Images reveal hypertension can be significant risk factor for CSVD.

Cerebral small vessel disease (CSVD) is typically associated with older stroke patients, but as stroke incidence increases in younger adults, concern is growing for the 18-to-45-year-old population.

In a virtual poster presentation during the International Society for Magnetic Resonance in Medicine virtual meeting, a team from the First Affiliated Hospital of Dalian Medical University in Beijing, China, discussed the frequency of CSVD in non-elderly patients and the risk factors that could be associated with it.

“CSVD is considered to be a common manifestation of senile cerebrovascular disease and has a clear correlation with clinical symptoms and characteristics,” wrote the team led by Yuhan Jiang. “At the present, limited studies are available for investigating the CSVD in young patients with cerebral infarction.”

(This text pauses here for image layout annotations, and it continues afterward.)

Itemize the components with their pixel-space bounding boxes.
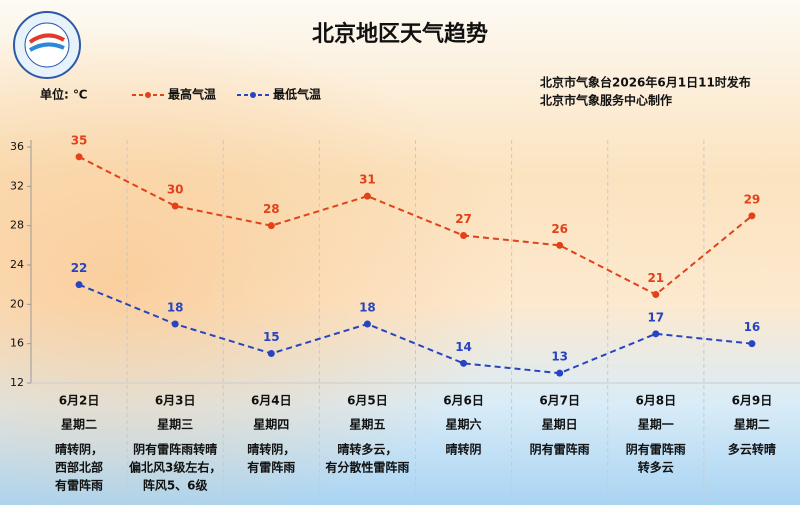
data-point: [460, 232, 468, 239]
y-tick-label: 12: [10, 376, 24, 389]
weekday-label: 星期六: [446, 417, 482, 432]
weekday-label: 星期四: [253, 417, 289, 432]
series-line: [78, 283, 753, 375]
data-label: 30: [167, 183, 184, 197]
legend-dot: [145, 92, 151, 98]
data-point: [75, 153, 83, 161]
weekday-label: 星期日: [542, 417, 578, 432]
y-tick-label: 24: [10, 258, 24, 271]
data-label: 22: [71, 261, 88, 275]
date-label: 6月2日: [59, 394, 100, 408]
data-point: [652, 330, 660, 338]
weather-label: 晴转多云，: [337, 442, 397, 457]
date-label: 6月9日: [732, 394, 773, 408]
data-label: 18: [359, 301, 376, 315]
weekday-label: 星期三: [157, 417, 193, 432]
data-point: [171, 202, 179, 210]
date-label: 6月3日: [155, 394, 196, 408]
data-point: [748, 340, 756, 348]
weather-label: 有雷阵雨: [55, 478, 103, 493]
unit-label: 单位: ℃: [40, 87, 88, 102]
date-label: 6月4日: [251, 394, 292, 408]
data-label: 16: [744, 320, 761, 334]
data-label: 18: [167, 301, 184, 315]
data-label: 35: [71, 133, 88, 147]
legend-dot: [250, 92, 256, 98]
weather-label: 转多云: [638, 460, 674, 475]
data-label: 15: [263, 330, 280, 344]
data-label: 26: [551, 222, 568, 236]
data-label: 17: [647, 310, 664, 324]
weekday-label: 星期二: [734, 417, 770, 432]
data-label: 13: [551, 350, 568, 364]
data-point: [652, 291, 660, 298]
weather-label: 阴有雷阵雨转晴: [133, 442, 217, 457]
weather-label: 阵风5、6级: [143, 478, 208, 493]
weather-label: 有分散性雷阵雨: [325, 460, 409, 475]
weather-label: 有雷阵雨: [247, 460, 295, 475]
data-point: [267, 350, 275, 357]
series-line: [78, 155, 753, 296]
weather-label: 晴转阴: [446, 442, 482, 457]
date-label: 6月5日: [347, 394, 388, 408]
weekday-label: 星期五: [349, 417, 385, 432]
publisher: 北京市气象服务中心制作: [540, 93, 672, 108]
data-point: [363, 320, 371, 328]
legend-label: 最低气温: [273, 87, 321, 102]
chart-title: 北京地区天气趋势: [312, 21, 488, 47]
date-label: 6月6日: [443, 394, 484, 408]
weekday-label: 星期一: [638, 417, 674, 432]
y-tick-label: 36: [10, 140, 24, 153]
weather-label: 西部北部: [55, 460, 103, 475]
data-point: [75, 281, 83, 289]
data-label: 14: [455, 340, 472, 354]
weather-label: 晴转阴，: [55, 442, 103, 457]
data-point: [556, 241, 564, 249]
weather-label: 多云转晴: [728, 442, 776, 457]
y-tick-label: 20: [10, 297, 24, 310]
weather-label: 阴有雷阵雨: [530, 442, 590, 457]
data-label: 21: [647, 271, 664, 285]
data-point: [556, 369, 564, 377]
weather-label: 阴有雷阵雨: [626, 442, 686, 457]
y-tick-label: 16: [10, 337, 24, 350]
logo: [13, 11, 81, 79]
publisher: 北京市气象台2026年6月1日11时发布: [540, 75, 751, 90]
weekday-label: 星期二: [61, 417, 97, 432]
weather-label: 偏北风3级左右，: [129, 460, 221, 475]
data-label: 31: [359, 173, 376, 187]
y-tick-label: 32: [10, 179, 24, 192]
data-label: 27: [455, 212, 472, 226]
data-label: 29: [744, 192, 761, 206]
date-label: 6月7日: [539, 394, 580, 408]
data-point: [363, 192, 371, 200]
weather-label: 晴转阴，: [247, 442, 295, 457]
data-point: [460, 359, 468, 367]
data-point: [171, 320, 179, 328]
data-point: [267, 222, 275, 230]
legend-label: 最高气温: [168, 87, 216, 102]
data-point: [748, 212, 756, 220]
data-label: 28: [263, 202, 280, 216]
date-label: 6月8日: [635, 394, 676, 408]
y-tick-label: 28: [10, 219, 24, 232]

To make this determination, the team evaluated 111 patients with cases of primary acute stroke. The patient population included 54 young patients with an average age of approximately 38 and 57 older stroke patients with an average age of nearly 69. All patients underwent routine MR sequences and diffusion-weighted imaging on a 1.5T scanner. They assessed each patient for enlarged perivascular space, iacunar infarction, white matter hyperintense, cerebral microbleeds, and brain atrophy to determine each patient’s CSVD total burden score (TBS). These scores, which may fully reflect the overall impact on the brain, were compared to the results of a healthy cohort.

CSVD TBS Scores by Group

GroupTBS Score
Young Stroke Patients1.41 +/- 0.97
Older Stroke Patients3.33 +/- 1.18
Healthy Patients0.24 +/- 0.59

According to their evaluation, there were significant differences between the groups. The TBS score for the young stroke patients was significantly higher than the control group, the team said, while simultaneously being significantly lower than the older stroke group. They also determined smoking was an influencing factor for cerebral microbleeds, and hypertension influenced enlarged perivascular spaces.

“This study showed hypertension might be the strongest vascular risk factor for CSVD,” they said. “Thus, cautions shall be paid for hypertension in [the] young group for prevention of CSVD at older age.”